Flight is functionally similar to the DC-X. At launch all 9 rockets are fired until the DH-1 reaches 100,000 feet (~30 km). At that point the RL-60s are shut down and the sustainer engines push the rocket up to 200,000 ft (~60 km) where separation occurs. The first stage flight profile is almost entirely vertical, with only slight sideways motion to keep above the launch/landing area. The first stage then drops back to the launch site, experiencing reentry heating roughly comparable to the SR-71, releasing a drogue chute at 120,000 ft, and decelerating and landing propulsively with 30 seconds reserve fuel on the jet engines.

==Second stage==
The second stage is cone shaped, 20 ft, 44 ft, and cone angle of 11.5 degrees. It has an empty weight of 17,000 lb, carries 82,000 lb of hydrogen and oxygen, and a gross weight of 99,000 lb at separation. It is fitted with two RL-60 and a small reaction control system. At staging height the air is so thin the engines can be optimised for vacuum without performance penalty. The inter-tank section doubles as the flight and cargo cabin. Power is provided by batteries and a strip of solar panels that run around the top of the cabin. Reentry is base first and is protected by transpiration heatshield, before a parafoil is deployed and the upper stage glides down in a horizontal position to land on three legs; two extended from the base and one from the nosecone.

==Aircraft-like operations==
A much desired goal for space launch is the ability to put material and people into orbit with the same reliability and comparative cost as commercial air transport. For reusable vehicles the desire is for a vehicle that operates like an aircraft, which can be reused by only refueling it. The Rocket Company takes the idea one step further, and proposes that the vehicles should be sold like commercial vehicles, under the same export rules as a Boeing 747.

Once purchased, the DH-1 would operate as a specialized aircraft that can be used as often or as rarely as the customer desires, similar to the SR-71, Air Force One, or a UAV. The customer would not be buying an ability to launch satellites so much as a complete space programme for less than $400M (including facilities and DH-1) and a yearly cost of under $100M.

==Reliability==
The RL-60 rocket is a closed-cycle expander engine, and is a scaled-up version of the RL10, one of the most reliable engines ever built. Though this type of engine is not as capable of generating the same power as the SSME, it is much less complex and much more reliable. Expander cycle engines do not need computer controllers to merely function.

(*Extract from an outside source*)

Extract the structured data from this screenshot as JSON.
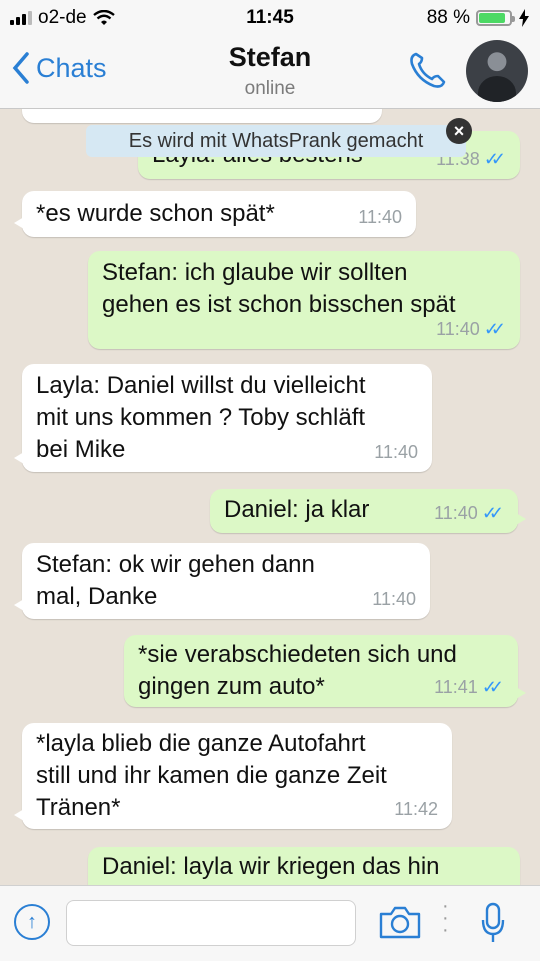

The fuel coming out of the engine bell cooling system is also not much hotter than room temperature, and hence does not cause nearly so much damage as preburners do.

Current material technology is not up to building a single-stage vehicle that can go into orbit, and carry a useful payload, and return to earth in a condition to launch again. The DH-1 gets around this problem by splitting the task between the two stages, allowing both to operate safely within known material limits, and known operating methods. A DH-1–style vehicle can therefore be designed for reliability and safety, rather than absolute performance at the expense of those criteria.

==Financial considerations==
With an estimated manufacturing cost of $65 million and a sale price of $250 million the development costs of ~$3 billion could be paid off with about 20 sales. Launch costs were estimated at $1M (launch often) to $100M (once per year) depending on how often the vehicle was operated, with launch facilities costing $100M and fitting inside a 1-mile circle. The Rocket Company asserts that globally such sales are possible. Potential clients are suggested as NASA, the USAF, NATO countries like UK, France, Germany and Japan, as well as private firms, like Virgin Galactic or Bigelow Aerospace.

The Rocket Company asserts that with a number of reliable vehicles competing in an open market, the price should eventually fall to close to the actual launch cost of under $200 per pound.

==Beyond LEO==
The upper stage is designed to operate in space, and to be refueled there. Assuming the presence of a space station for storing the propellant, an orbital DH-1 could be refueled after 17 launches. Linking two such refueled stages nose to nose would get ~35,000 lb (16 tonnes) to the Lunar surface, the Martian surface, or geosynchronous orbit, and return to the station. Due to fuel requirements, the cost to these locations is 6 times greater than the cost to LEO.

Variants with a stretched cabin and a hinged nose have also been suggested. The former could be outfitted in orbit to carry people in comparative comfort on long duration flights, while the latter could be used to carry bulky cargo that would not fit through the normal cargo hatch. For interplanetary flights, the book suggested using one RL-60 modified to run on methane which was fitted with an engine bell extension, which was removable to allow aerobraking.